Bei der Eröffnung der Berliner Ausstellung sagte der Kameruner Politologe Achille Mbembe, dass sich in vielen afrikanischen Ländern nach dem Abzug der Kolonialherren eine destruktive Auffassung von politischer Macht festgesetzt hätte: Macht habe man oder man habe sie nicht und wenn man sie nicht habe, tue man gut daran, sie alsbald zu erlangen. Ideen, Konzepte und Theorien brauche man in der Politik am allerwenigsten, das sei Sache der Intellektuellen. Deshalb, so Mbembe, sei Senegal seit Jahrzehnten das "Labor für das zukünftige Afrika", weil das Land die politische Idee nie von dem Willen zur Macht getrennt habe. Gesellschaftliche Konflikte seien hier nie zum Selbstzweck verkommen, es sei bei Auseinandersetzungen stets um eine konkrete politische Alternative gegangen: die Rolle der Gewerkschaften, die Meinungsfreiheit, freie Wahlen. "Wenn die Zeit Afrikas eines Tages kommen soll", sagte Mbembe in Berlin, "braucht es zuerst einmal eine Sprache, die den Weg dahin ebnet." Und wie die aussehen könnte, zeigt diese Ausstellung.

Das Selbstverständnis der Afrikaner sei zu lange von ihrer Wahrnehmung in Europa und den USA abhängig gewesen, so Mbembe. Postkoloniale Unabhängigkeit äußere sich aber eben auch darin, dass man sich von der internationalen Bildproduktion der großen westlichen Nachrichtenagenturen nicht mehr exotisieren lasse.

Wie sich das in der Praxis äußert, wird deutlich, wenn man mit Koyo Kouoh spricht: Den "Senegalesischen Frühling" will sie nicht als Ausläufer des arabischen Frühlings verstanden wissen, obwohl viele westliche Analysten genau das geschrieben haben. Auch über die Occupy-Bewegung habe im Senegal niemand gesprochen. Dass im Senegal nur etwas passiere, wenn von irgendwo anders ein Funken überspringe, sei eine abgestandene Erstwelt-Phantasie. Der senegalesische Frühling sei eine genuin nationale Bewegung gewesen. Die Bürger hätten ihre Verfassung gegen eine korrupte Elite verteidigt. Dass das nach Europa nicht durchgedrungen ist, liegt vor allem daran, dass man sich Afrikaner hier nicht als mündige politische Akteure vorstellt. Kouohs Ausstellung könnte hier korrigierend eingreifen.
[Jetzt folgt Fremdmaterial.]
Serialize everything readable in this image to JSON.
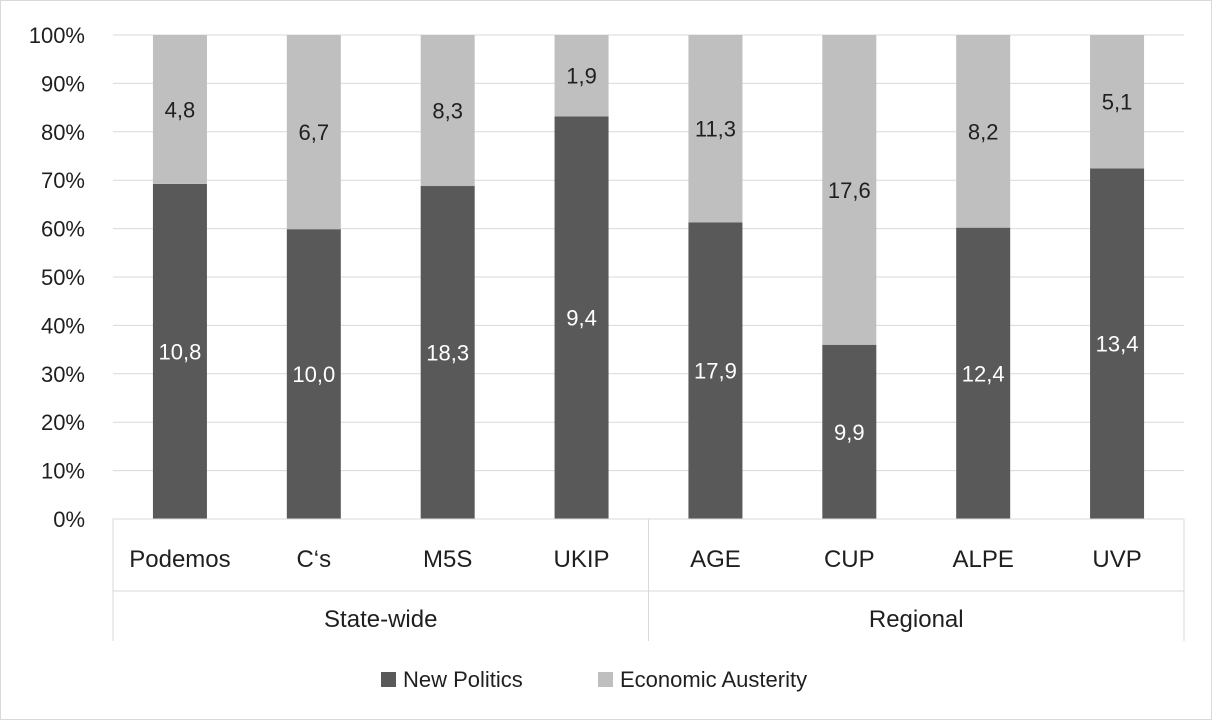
{
  "chart_data": {
    "type": "bar",
    "stacked": true,
    "percent_stacked": true,
    "categories": [
      "Podemos",
      "C‘s",
      "M5S",
      "UKIP",
      "AGE",
      "CUP",
      "ALPE",
      "UVP"
    ],
    "groups": [
      {
        "label": "State-wide",
        "categories": [
          "Podemos",
          "C‘s",
          "M5S",
          "UKIP"
        ]
      },
      {
        "label": "Regional",
        "categories": [
          "AGE",
          "CUP",
          "ALPE",
          "UVP"
        ]
      }
    ],
    "series": [
      {
        "name": "New Politics",
        "color": "#595959",
        "values": [
          10.8,
          10.0,
          18.3,
          9.4,
          17.9,
          9.9,
          12.4,
          13.4
        ],
        "labels": [
          "10,8",
          "10,0",
          "18,3",
          "9,4",
          "17,9",
          "9,9",
          "12,4",
          "13,4"
        ]
      },
      {
        "name": "Economic Austerity",
        "color": "#bfbfbf",
        "values": [
          4.8,
          6.7,
          8.3,
          1.9,
          11.3,
          17.6,
          8.2,
          5.1
        ],
        "labels": [
          "4,8",
          "6,7",
          "8,3",
          "1,9",
          "11,3",
          "17,6",
          "8,2",
          "5,1"
        ]
      }
    ],
    "y_ticks": [
      "0%",
      "10%",
      "20%",
      "30%",
      "40%",
      "50%",
      "60%",
      "70%",
      "80%",
      "90%",
      "100%"
    ],
    "ylim": [
      0,
      100
    ],
    "grid": true,
    "legend_position": "bottom"
  }
}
Die senegalesische Bürgerbewegung war übrigens am Ende erfolgreich: Noch am Wahlabend rief Abdoullaye Wade seinen Konkurrenten Macky Sall an, um ihm zum Sieg zu gratulieren.

Chronik einer Revolte. Fotografien einer Protestsaison. Haus der Kulturen der Welt, Berlin. Bis 6. Dezember.